Visto que a literatura tem sido objeto de investigação desde as origens da civilização ocidental, apesar daquela objeção por nós já referida (segundo a qual, a obra literária não se destina ao estudo, mas à fruição), cabe fazer a pergunta: que disciplina estuda a literatura? Essa questão encerra um problema de nomenclatura, digno por si só de consideração, mas não se esgota nele. Por isso, há razões importantes para analisá-la.

Se examinarmos os currículos universitários dos cursos de Letras, ou títulos de obras sobre literatura, encontraremos diversas designações concorrentes, cujas significações específicas e precisas quase nunca constituem objeto de determinação. Quais são essas designações? Eis a relação: poética, história da literatura, crítica literária, ciência da literatura, teoria da literatura.

Visando a obter relação que julgamos completa, podemos acrescentar ainda mais três designações: retórica, estética e o próprio termo literatura. Retórica e estética figuram como adendo à lista inicialmente apresentada por que são disciplinas que não tratam exclusivamente da literatura. A retórica a princípio se ocupa com o problema do poder de persuasão de que se pode investir a linguagem em geral, tratando inclusive da linguagem literária. A estética se interessa pela arte em geral e pelos fenômenos de percepção, sensibilidade e inteligência por ela implicados, englobando a literatura como modalidade específica da arte. Quanto ao termo literatura, além de designar o próprio fato literário, ainda é usado para rotular a disciplina que faz deste fato o seu objeto, situação em que geralmente ganha a especificação de um adjetivo: literatura universal, literatura comparada, literatura brasileira, literatura portuguesa etc.

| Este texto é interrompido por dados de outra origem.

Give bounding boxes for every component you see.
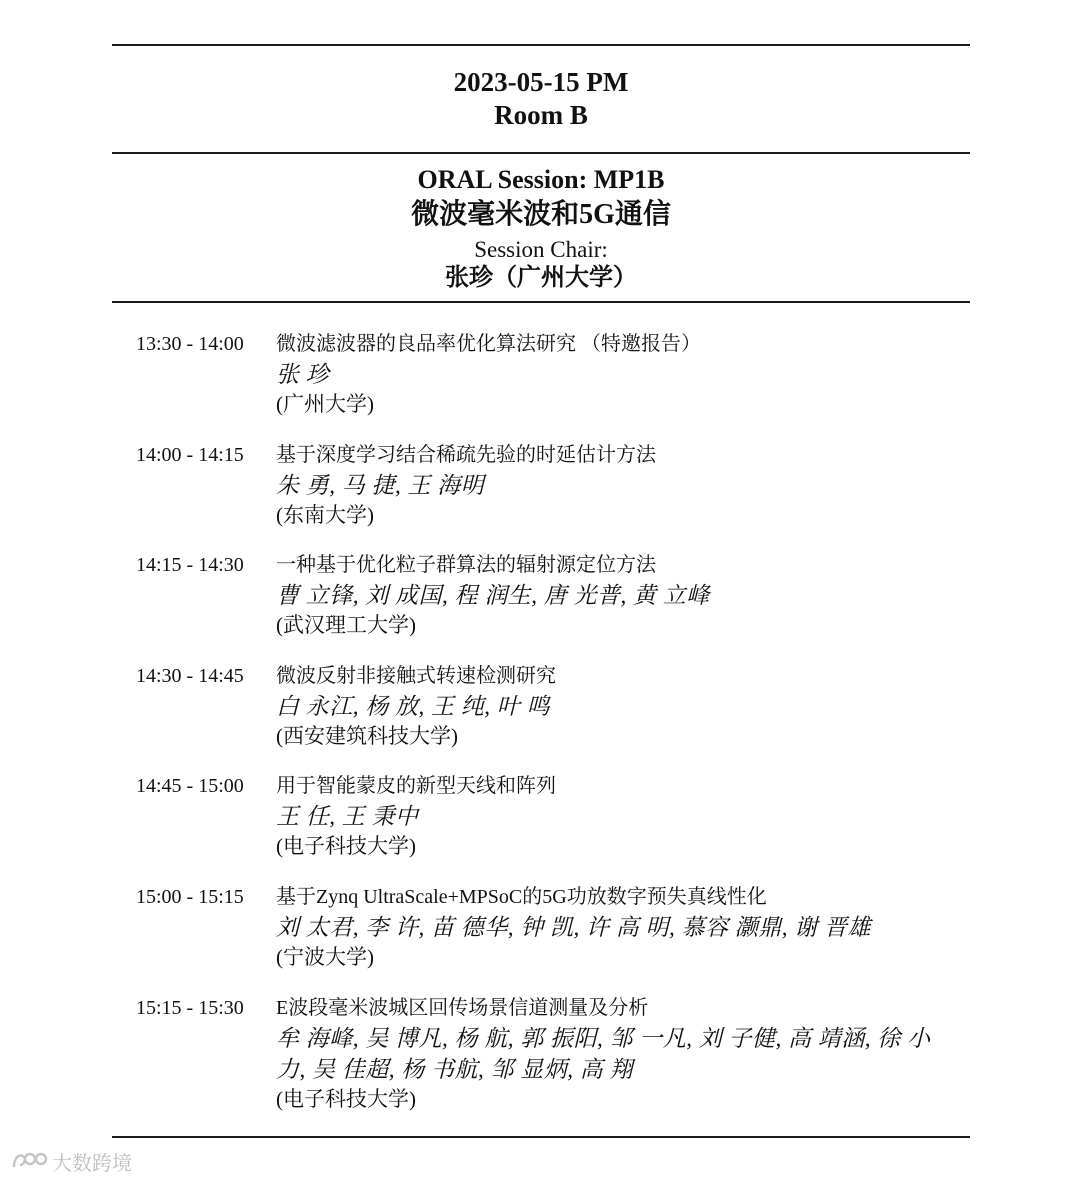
talk-time: 14:45 - 15:00 <box>136 775 244 797</box>
talk-title: 微波反射非接触式转速检测研究 <box>276 665 556 687</box>
talk-authors: 牟 海峰, 吴 博凡, 杨 航, 郭 振阳, 邹 一凡, 刘 子健, 高 靖涵, 徐 小力, 吴 佳超, 杨 书航, 邹 显炳, 高 翔 <box>276 1026 931 1082</box>
talk-authors: 刘 太君, 李 许, 苗 德华, 钟 凯, 许 高 明, 慕容 灏鼎, 谢 晋雄 <box>276 915 871 940</box>
bottom-rule <box>112 1136 970 1138</box>
talk-affiliation: (广州大学) <box>276 392 374 416</box>
session-chair-name: 张珍（广州大学） <box>445 265 637 291</box>
talk-authors: 朱 勇, 马 捷, 王 海明 <box>276 473 485 498</box>
session-rule <box>112 301 970 303</box>
watermark-logo-icon <box>10 1149 48 1173</box>
talk-authors: 王 任, 王 秉中 <box>276 804 419 829</box>
talk-title: 基于深度学习结合稀疏先验的时延估计方法 <box>276 444 656 466</box>
talk-affiliation: (东南大学) <box>276 503 374 527</box>
watermark <box>10 1146 132 1176</box>
talk-title: E波段毫米波城区回传场景信道测量及分析 <box>276 997 649 1019</box>
talk-affiliation: (武汉理工大学) <box>276 613 416 637</box>
talk-affiliation: (电子科技大学) <box>276 1087 416 1111</box>
session-chair-label: Session Chair: <box>474 237 608 262</box>
talk-title: 用于智能蒙皮的新型天线和阵列 <box>276 775 556 797</box>
watermark-text: 大数跨境 <box>52 1150 132 1175</box>
talk-affiliation: (西安建筑科技大学) <box>276 724 458 748</box>
top-rule <box>112 44 970 46</box>
talk-authors: 张 珍 <box>276 362 330 387</box>
talk-time: 15:00 - 15:15 <box>136 886 244 908</box>
talk-title: 基于Zynq UltraScale+MPSoC的5G功放数字预失真线性化 <box>276 886 767 908</box>
talk-time: 14:30 - 14:45 <box>136 665 244 687</box>
talk-title: 一种基于优化粒子群算法的辐射源定位方法 <box>276 554 656 576</box>
talk-time: 15:15 - 15:30 <box>136 997 244 1019</box>
talk-title: 微波滤波器的良品率优化算法研究 （特邀报告） <box>276 333 701 355</box>
talk-authors: 白 永江, 杨 放, 王 纯, 叶 鸣 <box>276 694 550 719</box>
header-rule <box>112 152 970 154</box>
talk-affiliation: (电子科技大学) <box>276 834 416 858</box>
talk-affiliation: (宁波大学) <box>276 945 374 969</box>
talk-time: 13:30 - 14:00 <box>136 333 244 355</box>
talk-time: 14:00 - 14:15 <box>136 444 244 466</box>
talk-authors: 曹 立锋, 刘 成国, 程 润生, 唐 光普, 黄 立峰 <box>276 583 710 608</box>
session-date: 2023-05-15 PM <box>453 67 629 97</box>
session-room: Room B <box>494 100 588 130</box>
session-title: 微波毫米波和5G通信 <box>411 199 671 230</box>
talk-time: 14:15 - 14:30 <box>136 554 244 576</box>
session-code: ORAL Session: MP1B <box>417 165 665 194</box>
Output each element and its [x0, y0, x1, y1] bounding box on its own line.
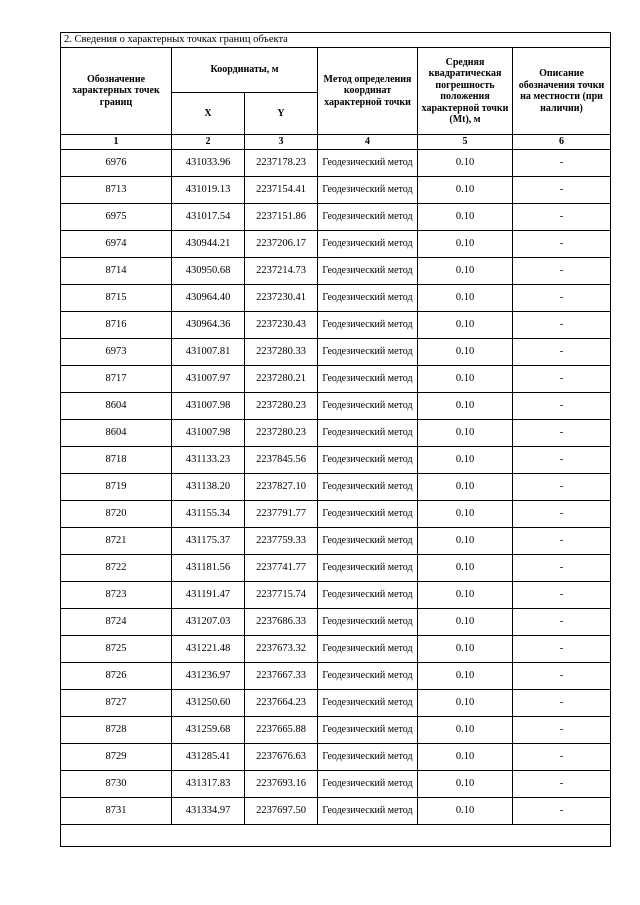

O que expusemos até agora situa uma dúvida: a série de designações desfiada é constituída por nomes diversos para a mesma disciplina, ou cada nome corresponde a uma disciplina distinta?

Embora seja freqüente admitir que as várias designações se aplicam à mesma disciplina, achamos mais apropriado e rigoroso pensar que cada uma delas se aplica a uma disciplina específica. Para nós, portanto, poética, história da literatura, crítica literária, ciência da literatura, teoria da literatura, retórica e estética constituem disciplinas distintas entre si, já que todas se ocupam com a literatura, mas cada uma à sua maneira.

Se nosso pensamento quanto a esse fato é correto, conforme procuraremos demonstrar, a pergunta de que partimos – Que disciplina estuda a literatura? – deve ser colocada no plural, pois em sua resposta aparecerá não uma única disciplina, mas diversas. Com isso, desde já nos obrigamos a estabelecer as devidas distinções entre essas disciplinas, o que faremos na última parte deste capítulo.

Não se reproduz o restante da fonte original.